At 250 years of age, it is Europe's oldest orchestra, and its concert Wednesday night at the Kennedy Center under its music director Kurt Masur made one wish that its traditions continue to be vibrant as long as Western symphonic music is performed.
Orchestral playing in Leipzig has not surrendered to the internationalization of style to which orchestras in Western Europe and North America long ago succumbed.
When Masur gave the first downbeat in Beethoven's concert-opening "Egmont Overture," the chord that followed lagged behind the conductor by almost a second.
This is an orchestra that does not play with the clean attacks and precision that mark the work of the best orchestras from Berlin to Los Angeles.
What might initially have seemed a slight fuzziness of sound to ears accustomed to Western orchestras was also responsible for warmth and lushness that orchestras with shorter performance traditions simply do not produce.
It is not that the Leipzigers do not watch Masur -- they do -- but that they also play as if they listen to each other.

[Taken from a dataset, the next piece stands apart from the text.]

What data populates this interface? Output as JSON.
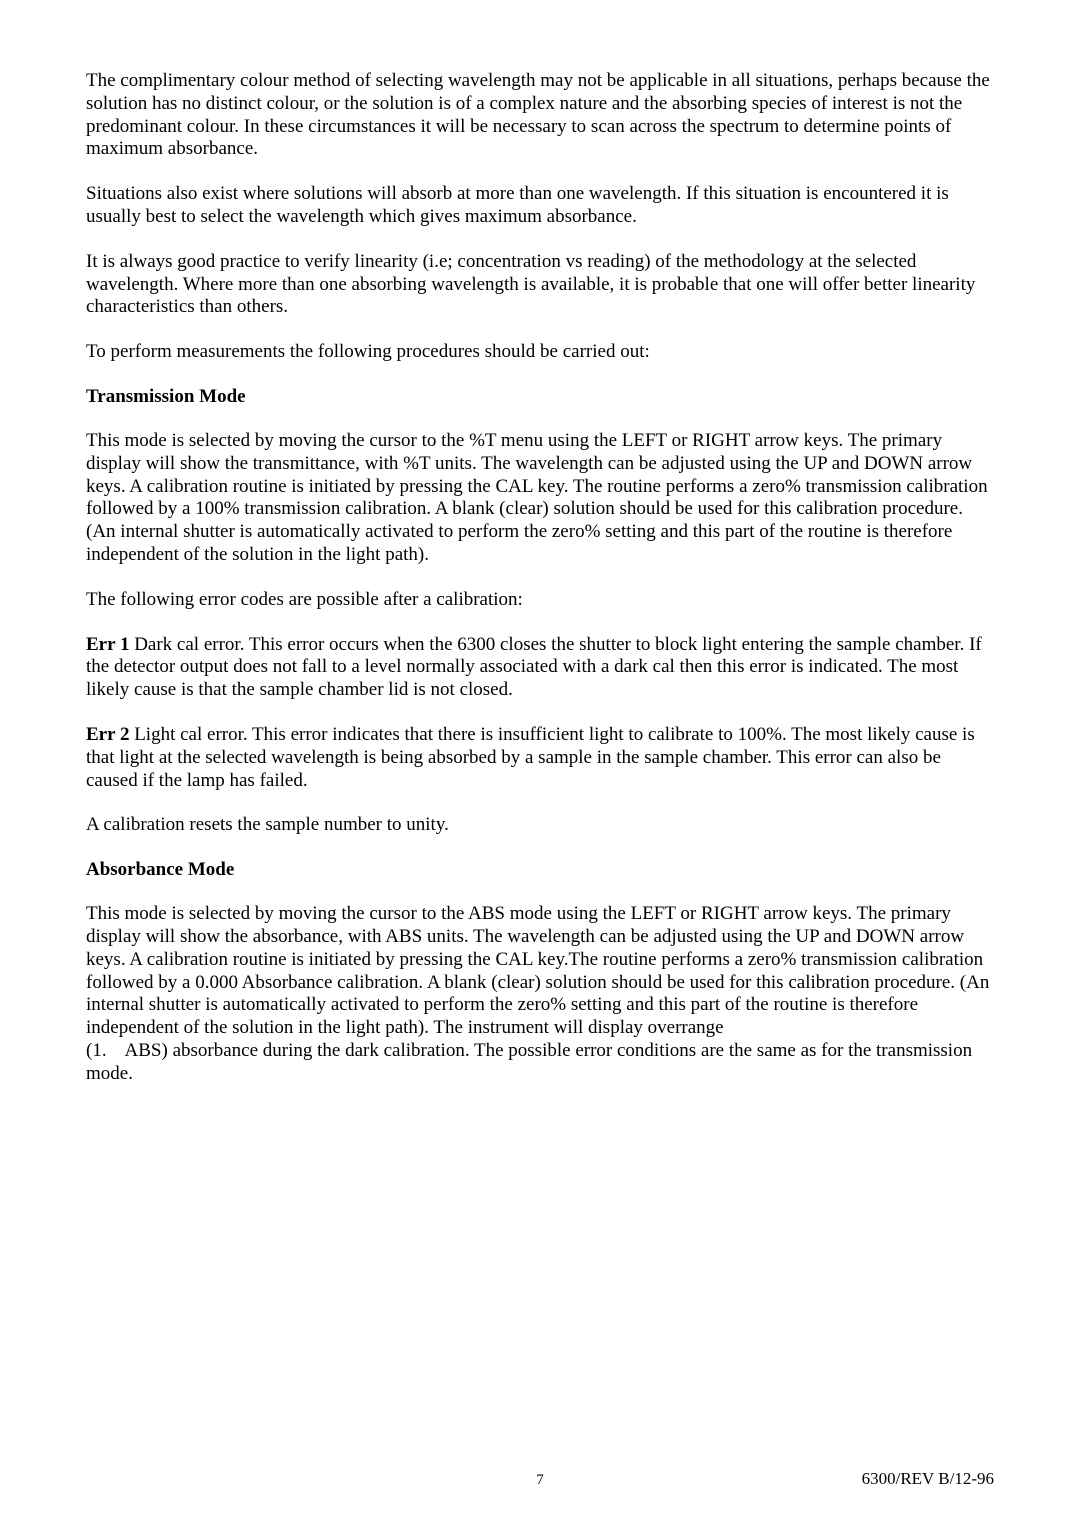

This gives their music-making a chamber-music quality, and it's not by accident that Masur, who is also the music director of the New York Philharmonic, has been working to elicit such performances in New York.
The fine performance of the Beethoven was followed by an equally warm and dramatic reading of Schumann's Second Symphony.
There is a myth that German conductors lead music more slowly than those from other countries. What started this myth is anybody's guess.
But Masur is an often tempestuous, impulsive musician and the Schumann symphony, while full of feeling and majestic gestures, swept along, with even the third movement adagio taken at a faster clip than usual.
If the cultivated sound in the Beethoven and Schumann left some listeners with the impression that the Leipzigers could not play loudly, that was corrected by the performance of Mussorgsky's "Pictures at an Exhibition" that followed intermission.
Unlike many conductors and orchestras, who tend to play all kinds of repertory at the same dynamic level, Masur and his Leipzig players know the difference between early German and late Russian romanticism.
There was nothing routine about this performance -- including the fact that what was heard was not the familiar Ravel orchestration but one by Sergei Gortchakov that brought the music closer to the composer's piano original and that (for once) made it sound Russian rather than French.